Ces gens ne font aucune confiance à l’Etat qu’ils considèrent comme le premier responsable de cette situation de pauvreté et de désespoir qui les pousse à partir. En ce qui concerne le travail en Espagne, ils disent que c’est un travail dur mais que ça vaut la peine d’y aller parce qu’ils sont payés. Pour le même travail, en Roumanie, ils auraient reçu un rien comme payement. Tout ce qui les intéresse c’est que les patrons espagnols respectent les contrats et qu’ils les payent. Les travailleuses disaient qu’elles étaient logées dans des maisons situées dans les champs et qu’elles avaient tous les conditions nécessaries. L’accès à la ville était facile. Tous les deux semaines elles étaient amenées faire leurs achats. Si elles voulaient sortir, on ne les empêchait pas, mais elles disaient ne pas vouloir sortir parce qu’elles n’étaient pas là pour ça, pour gaspiller de l’argent ou pour s’amuser. En général, elles étaient contentes de leur patron. En ce qui concerne le comportement du patron envers ses travailleurs, elles disaient que tout dépendait de son caractère, parce qu’ il y avait aussi des patrons qui ne s’intéressaient pas à leur situation mais qui les payaient à temps, les heures supplémentaires y-compris…et à la fin, c’était tout ce qui comptait.

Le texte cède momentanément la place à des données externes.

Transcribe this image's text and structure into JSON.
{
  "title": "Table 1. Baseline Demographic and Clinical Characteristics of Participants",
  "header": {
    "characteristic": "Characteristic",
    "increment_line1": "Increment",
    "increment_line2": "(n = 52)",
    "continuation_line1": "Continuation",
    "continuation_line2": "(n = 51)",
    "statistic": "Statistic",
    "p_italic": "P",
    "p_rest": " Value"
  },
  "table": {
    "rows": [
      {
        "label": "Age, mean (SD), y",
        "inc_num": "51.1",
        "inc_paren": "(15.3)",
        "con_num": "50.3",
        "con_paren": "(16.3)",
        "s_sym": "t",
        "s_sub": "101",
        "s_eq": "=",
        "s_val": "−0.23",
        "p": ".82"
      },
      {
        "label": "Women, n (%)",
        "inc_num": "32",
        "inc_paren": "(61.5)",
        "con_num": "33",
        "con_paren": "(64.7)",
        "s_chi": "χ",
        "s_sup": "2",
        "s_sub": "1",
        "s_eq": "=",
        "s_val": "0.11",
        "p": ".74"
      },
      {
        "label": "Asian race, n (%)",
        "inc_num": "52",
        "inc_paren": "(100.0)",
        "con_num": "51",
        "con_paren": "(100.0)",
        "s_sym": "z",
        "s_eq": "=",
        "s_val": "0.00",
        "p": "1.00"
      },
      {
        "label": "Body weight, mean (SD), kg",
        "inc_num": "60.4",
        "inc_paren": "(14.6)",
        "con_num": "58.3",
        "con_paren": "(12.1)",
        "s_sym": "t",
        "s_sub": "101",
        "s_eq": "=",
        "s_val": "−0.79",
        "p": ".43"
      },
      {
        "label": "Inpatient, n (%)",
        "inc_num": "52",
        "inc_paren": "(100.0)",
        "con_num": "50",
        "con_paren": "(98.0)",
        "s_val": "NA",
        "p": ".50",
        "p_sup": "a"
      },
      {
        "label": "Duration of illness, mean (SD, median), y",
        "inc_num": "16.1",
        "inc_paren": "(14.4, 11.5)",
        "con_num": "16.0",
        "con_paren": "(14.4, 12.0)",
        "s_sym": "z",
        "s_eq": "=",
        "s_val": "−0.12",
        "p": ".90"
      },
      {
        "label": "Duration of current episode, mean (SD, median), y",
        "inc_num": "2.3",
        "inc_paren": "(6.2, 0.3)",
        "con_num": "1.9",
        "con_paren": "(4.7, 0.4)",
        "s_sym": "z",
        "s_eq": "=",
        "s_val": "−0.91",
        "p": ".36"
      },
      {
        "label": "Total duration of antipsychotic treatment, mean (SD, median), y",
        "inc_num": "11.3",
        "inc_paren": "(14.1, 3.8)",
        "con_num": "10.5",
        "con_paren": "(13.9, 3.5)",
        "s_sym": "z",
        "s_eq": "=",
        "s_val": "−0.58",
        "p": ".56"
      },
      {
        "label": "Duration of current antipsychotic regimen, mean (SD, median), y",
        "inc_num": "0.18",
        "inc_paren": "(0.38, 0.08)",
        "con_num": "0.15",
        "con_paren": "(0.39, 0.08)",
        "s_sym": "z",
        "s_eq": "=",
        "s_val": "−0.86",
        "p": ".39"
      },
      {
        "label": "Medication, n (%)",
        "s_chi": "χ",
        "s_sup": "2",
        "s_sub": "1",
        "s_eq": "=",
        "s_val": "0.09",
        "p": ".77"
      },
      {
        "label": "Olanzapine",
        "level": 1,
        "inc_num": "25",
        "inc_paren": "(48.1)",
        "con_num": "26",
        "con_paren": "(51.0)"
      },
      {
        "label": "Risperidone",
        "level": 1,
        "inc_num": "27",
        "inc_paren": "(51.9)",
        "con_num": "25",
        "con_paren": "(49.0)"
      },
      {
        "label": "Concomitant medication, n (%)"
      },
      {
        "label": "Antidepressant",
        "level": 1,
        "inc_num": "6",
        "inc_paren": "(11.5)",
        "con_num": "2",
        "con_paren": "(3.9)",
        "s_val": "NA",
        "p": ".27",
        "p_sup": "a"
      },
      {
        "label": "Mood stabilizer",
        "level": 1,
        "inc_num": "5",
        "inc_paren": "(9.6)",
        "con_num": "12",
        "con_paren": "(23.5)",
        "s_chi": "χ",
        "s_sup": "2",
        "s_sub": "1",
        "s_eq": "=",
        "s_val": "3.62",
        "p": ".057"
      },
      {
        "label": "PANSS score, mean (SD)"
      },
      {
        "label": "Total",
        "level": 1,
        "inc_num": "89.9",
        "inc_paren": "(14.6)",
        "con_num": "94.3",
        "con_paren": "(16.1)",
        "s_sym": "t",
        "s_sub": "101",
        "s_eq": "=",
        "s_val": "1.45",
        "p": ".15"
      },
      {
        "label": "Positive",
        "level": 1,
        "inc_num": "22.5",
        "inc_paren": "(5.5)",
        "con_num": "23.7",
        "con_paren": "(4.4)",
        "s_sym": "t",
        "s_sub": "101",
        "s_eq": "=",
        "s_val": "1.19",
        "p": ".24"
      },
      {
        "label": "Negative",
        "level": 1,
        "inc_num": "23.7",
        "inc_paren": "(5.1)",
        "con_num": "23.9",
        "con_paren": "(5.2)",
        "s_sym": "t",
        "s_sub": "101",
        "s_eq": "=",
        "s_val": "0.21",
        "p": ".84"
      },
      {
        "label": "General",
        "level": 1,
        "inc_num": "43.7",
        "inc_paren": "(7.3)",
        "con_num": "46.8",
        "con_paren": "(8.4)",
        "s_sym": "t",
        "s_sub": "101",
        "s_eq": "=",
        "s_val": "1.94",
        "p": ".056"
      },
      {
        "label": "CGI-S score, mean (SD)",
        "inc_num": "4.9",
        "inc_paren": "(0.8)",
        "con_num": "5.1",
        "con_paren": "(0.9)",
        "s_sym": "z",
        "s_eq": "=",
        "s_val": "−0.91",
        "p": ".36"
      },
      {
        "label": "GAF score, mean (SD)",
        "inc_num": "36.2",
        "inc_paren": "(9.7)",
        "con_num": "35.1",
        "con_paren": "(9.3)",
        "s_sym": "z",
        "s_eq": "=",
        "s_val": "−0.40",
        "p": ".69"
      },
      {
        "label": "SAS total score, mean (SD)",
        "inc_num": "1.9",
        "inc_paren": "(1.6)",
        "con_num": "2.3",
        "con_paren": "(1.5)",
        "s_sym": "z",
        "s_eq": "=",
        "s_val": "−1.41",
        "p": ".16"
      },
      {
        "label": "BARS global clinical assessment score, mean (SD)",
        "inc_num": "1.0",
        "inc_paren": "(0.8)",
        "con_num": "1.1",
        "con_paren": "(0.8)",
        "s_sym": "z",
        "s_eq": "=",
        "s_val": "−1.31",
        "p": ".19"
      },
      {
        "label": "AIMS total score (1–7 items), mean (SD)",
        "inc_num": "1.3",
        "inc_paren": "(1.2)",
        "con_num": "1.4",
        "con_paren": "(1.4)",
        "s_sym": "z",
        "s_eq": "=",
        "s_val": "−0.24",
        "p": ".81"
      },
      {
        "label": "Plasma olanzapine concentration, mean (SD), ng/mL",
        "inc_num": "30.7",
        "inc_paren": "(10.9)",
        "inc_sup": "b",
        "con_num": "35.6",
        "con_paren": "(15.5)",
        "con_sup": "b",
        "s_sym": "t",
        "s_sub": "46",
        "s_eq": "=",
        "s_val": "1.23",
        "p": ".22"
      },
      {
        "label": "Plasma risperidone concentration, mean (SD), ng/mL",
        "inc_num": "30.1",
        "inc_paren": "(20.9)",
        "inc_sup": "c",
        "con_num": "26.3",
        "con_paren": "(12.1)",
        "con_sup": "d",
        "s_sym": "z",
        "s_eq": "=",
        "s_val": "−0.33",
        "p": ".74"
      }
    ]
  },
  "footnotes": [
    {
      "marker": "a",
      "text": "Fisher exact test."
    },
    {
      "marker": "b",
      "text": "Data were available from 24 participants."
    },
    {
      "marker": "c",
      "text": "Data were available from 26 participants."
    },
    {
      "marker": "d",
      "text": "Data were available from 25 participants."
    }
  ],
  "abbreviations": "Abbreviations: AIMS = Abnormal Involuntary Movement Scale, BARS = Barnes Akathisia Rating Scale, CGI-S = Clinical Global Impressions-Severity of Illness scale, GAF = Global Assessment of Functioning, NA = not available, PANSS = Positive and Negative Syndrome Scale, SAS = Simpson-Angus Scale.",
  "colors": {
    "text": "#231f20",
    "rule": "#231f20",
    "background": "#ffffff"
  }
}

En attendantLa plupart d’entre elles rentrent dans les cases des profils-type : des femmes du milieu rural, sans un niveau de scolarisation élevé, en chômage ou sans aucune qualification professionnelle, mères de famille. Il y a aussi les exceptions : j’ai rencontré des éducatrices et des assistantes médicales qui partaient comme saisonnières pour la même raison : gagner de l’argent.

Toutes ces femmes ne se posent pas de questions, tout ce qui compte c’est que pour un même travail, elles sont payées quatre fois de plus qu’en Roumanie. Et tout ce qu’elles doivent faire, c’est travailler ! Et elles sont prêtes à le faire. Elles ne parlent pas d’exploitation... exploitation en Roumanie serait plus correct ...


[1] dans les pays de départ

[2] ce sont des contrats qui nomment, évidemment, le travailleur ayant déjà travaillé chez le même patron qui le redemande ainsi par ce contrat nominatif. En Roumanie, si l’on a un contrat nominatif, on n’a plus besoin de passer par l’ambassade ou par autre institution pour l’occupation de la main d’œuvre. On le signe et on part à la date et à l’heure établies.